The first thing we noticed was that all the tourists up here were foreigners, and most of them were overweight, unfit Americans.  The only Chinese that we saw while we were up on the Wall were the ones who were manning the umbrella covered stalls that were selling drink and tourist tat at regular intervals along the wall.  The other thing that quickly became apparent was that once we had walked 100 metres away from the cable car that we would be one of only a tiny number of people that were doing a decent walk on the wall.

But the thing that we really noticed was how amazing The Wall was, and how amazing the day was that we had been lucky enough to walk on it.  We’ve been to a lot of places, and seen a lot of sights, but this is one of the all-time highlights.  The pictures don’t do the experience justice, but they are the only way that can explain just how good it was.  It’s not just the wall itself, but the beauty of the surroundings that are such a big part of it.  Seeing the other tourists struggle to get to the first tower, we felt really pleased and fortunate that we have the health and fitness to do a decent walk, and get to the highest point that was available to day tourists on The Wall.

The tower that we walked to had a sign on it saying no tourists beyond this point, although we did have to wonder if that really was an official sign as there was another umbrella covered stall about 100m past the no tourists sign, so the person on that stall is either incredibly stupid, or the person on the stall on the tower we got to is incredibly cheeky – I’m banking on the latter.
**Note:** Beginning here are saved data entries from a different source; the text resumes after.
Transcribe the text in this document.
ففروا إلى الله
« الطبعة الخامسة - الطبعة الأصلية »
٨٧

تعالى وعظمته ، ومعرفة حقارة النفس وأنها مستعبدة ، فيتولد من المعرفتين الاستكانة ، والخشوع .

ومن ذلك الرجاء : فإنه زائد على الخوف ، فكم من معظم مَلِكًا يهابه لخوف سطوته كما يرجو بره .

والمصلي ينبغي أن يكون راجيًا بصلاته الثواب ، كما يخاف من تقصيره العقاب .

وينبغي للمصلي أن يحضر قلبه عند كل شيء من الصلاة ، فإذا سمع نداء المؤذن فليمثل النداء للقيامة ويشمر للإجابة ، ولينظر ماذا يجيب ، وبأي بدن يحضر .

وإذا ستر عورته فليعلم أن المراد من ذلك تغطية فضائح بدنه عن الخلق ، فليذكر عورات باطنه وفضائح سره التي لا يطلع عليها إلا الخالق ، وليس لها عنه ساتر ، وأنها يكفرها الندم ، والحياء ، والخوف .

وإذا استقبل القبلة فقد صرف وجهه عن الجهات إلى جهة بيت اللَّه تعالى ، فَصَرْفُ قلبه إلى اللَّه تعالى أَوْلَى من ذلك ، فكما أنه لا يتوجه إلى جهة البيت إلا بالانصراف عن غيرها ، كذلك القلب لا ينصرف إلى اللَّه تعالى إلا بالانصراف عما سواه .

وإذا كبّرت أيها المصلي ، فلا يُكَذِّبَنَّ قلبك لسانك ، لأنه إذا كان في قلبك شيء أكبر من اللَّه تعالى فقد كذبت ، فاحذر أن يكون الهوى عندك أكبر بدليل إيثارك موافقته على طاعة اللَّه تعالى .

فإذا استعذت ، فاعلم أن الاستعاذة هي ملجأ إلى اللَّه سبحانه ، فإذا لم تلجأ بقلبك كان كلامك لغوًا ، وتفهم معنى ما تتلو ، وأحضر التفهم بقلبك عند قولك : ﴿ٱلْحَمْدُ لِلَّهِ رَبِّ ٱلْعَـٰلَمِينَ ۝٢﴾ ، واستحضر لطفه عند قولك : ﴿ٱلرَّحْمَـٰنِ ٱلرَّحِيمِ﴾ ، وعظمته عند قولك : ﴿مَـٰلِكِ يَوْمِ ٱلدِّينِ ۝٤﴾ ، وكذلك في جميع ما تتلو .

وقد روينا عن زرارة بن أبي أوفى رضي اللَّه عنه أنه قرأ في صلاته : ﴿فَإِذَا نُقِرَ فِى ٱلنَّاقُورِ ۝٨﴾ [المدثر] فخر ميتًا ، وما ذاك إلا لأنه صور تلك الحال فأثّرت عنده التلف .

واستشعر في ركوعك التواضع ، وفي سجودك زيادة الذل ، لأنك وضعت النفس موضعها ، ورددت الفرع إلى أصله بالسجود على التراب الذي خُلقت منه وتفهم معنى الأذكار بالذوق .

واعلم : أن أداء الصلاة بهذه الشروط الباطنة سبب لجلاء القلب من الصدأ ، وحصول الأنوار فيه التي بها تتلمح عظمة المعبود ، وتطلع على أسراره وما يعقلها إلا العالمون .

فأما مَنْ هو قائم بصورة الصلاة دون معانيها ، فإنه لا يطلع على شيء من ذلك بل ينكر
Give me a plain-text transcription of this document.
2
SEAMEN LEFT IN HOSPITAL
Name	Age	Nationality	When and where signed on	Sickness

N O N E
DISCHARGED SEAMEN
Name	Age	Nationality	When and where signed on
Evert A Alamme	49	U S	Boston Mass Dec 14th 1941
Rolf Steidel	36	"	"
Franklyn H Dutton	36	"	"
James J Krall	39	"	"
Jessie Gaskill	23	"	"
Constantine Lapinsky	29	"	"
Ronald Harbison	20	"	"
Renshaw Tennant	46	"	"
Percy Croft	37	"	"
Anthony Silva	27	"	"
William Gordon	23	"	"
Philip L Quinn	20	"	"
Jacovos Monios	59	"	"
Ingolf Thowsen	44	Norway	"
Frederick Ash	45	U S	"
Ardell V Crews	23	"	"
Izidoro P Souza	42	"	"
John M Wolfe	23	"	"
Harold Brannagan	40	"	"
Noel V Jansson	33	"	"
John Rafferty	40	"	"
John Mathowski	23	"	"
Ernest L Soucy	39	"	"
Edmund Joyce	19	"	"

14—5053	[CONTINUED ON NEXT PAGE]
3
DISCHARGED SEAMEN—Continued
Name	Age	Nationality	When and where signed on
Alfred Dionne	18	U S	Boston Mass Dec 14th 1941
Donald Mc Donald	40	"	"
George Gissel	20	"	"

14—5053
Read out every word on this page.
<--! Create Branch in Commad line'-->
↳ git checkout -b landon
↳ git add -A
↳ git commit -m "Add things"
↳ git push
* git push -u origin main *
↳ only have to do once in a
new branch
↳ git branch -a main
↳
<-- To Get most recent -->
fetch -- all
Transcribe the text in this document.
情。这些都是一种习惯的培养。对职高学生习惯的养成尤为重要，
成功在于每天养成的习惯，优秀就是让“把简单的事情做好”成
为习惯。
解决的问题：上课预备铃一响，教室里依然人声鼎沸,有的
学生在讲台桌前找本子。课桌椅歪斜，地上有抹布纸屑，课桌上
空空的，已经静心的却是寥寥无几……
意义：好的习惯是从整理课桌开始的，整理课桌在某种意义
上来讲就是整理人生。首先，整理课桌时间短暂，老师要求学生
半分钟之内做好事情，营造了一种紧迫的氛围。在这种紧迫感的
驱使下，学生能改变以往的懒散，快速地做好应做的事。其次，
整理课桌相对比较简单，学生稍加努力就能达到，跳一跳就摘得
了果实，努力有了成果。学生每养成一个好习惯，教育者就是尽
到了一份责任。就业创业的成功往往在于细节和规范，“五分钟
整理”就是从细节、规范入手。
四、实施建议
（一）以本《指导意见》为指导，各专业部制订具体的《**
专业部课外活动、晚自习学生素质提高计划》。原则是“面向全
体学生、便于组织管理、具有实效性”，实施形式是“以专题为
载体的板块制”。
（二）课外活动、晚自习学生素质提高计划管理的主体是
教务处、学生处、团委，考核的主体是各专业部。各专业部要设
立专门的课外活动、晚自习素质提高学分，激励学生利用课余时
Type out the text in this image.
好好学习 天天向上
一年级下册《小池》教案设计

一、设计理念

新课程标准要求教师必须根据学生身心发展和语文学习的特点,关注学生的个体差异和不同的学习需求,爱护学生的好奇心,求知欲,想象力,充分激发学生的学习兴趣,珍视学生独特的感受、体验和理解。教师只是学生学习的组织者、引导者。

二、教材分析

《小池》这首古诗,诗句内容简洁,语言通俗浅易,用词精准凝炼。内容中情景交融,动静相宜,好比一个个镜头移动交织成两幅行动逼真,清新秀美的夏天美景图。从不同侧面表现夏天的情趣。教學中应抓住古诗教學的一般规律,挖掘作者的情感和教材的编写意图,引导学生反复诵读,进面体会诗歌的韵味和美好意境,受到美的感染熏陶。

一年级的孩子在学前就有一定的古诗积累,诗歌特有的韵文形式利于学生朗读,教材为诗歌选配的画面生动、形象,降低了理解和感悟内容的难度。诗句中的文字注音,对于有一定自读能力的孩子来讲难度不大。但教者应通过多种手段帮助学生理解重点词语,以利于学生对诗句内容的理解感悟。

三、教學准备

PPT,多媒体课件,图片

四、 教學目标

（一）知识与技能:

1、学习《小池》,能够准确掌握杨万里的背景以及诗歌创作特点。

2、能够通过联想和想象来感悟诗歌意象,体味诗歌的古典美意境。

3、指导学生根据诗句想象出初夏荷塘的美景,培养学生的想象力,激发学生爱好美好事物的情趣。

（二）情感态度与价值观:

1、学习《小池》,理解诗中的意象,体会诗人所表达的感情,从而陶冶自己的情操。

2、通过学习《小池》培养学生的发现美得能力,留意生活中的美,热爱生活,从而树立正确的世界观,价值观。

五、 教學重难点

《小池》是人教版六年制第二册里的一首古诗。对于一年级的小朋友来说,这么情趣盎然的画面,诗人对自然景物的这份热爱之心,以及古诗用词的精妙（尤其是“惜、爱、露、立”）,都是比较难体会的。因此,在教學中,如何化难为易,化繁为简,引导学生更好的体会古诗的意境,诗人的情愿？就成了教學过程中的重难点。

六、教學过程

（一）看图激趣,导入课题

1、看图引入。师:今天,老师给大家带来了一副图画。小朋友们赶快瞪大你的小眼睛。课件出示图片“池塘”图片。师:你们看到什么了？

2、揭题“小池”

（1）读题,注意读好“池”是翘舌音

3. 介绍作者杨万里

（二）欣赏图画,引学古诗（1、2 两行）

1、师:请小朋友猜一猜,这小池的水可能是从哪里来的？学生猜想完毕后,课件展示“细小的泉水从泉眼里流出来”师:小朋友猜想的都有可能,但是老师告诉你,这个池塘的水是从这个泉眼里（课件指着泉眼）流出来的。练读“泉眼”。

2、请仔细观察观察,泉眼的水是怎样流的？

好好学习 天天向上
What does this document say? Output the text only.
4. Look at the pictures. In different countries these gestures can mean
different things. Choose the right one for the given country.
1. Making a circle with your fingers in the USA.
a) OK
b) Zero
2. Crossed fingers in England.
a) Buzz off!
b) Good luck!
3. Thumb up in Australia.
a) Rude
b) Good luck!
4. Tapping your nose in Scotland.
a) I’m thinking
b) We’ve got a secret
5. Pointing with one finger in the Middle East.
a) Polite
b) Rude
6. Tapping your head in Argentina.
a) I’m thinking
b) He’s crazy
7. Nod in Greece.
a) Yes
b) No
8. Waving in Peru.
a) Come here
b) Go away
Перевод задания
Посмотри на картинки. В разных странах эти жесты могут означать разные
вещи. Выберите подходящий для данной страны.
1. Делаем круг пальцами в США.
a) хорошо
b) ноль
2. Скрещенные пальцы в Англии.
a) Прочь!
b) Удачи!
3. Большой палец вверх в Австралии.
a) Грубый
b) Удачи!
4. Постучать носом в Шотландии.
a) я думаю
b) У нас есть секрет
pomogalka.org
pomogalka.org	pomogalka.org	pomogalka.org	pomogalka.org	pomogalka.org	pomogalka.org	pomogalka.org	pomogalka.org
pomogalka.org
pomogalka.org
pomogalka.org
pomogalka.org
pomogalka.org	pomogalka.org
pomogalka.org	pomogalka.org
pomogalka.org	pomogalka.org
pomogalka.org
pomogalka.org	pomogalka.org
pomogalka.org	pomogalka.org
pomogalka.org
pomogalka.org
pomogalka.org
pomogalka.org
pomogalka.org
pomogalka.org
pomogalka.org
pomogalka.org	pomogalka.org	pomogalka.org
We had a really great 3 hours on the wall, took some great photos, had a good walk on a beautiful day.  From there we headed to our overnight accommodation, which was a Tibetan Spa Retreat about an hour from the Great Wall, and beside some of the unrestored sections of the wall that enabled us to do a really cool and very alternative walk in the morning.  But that is the subject for tomorrow’s blog post, so now I will sign off.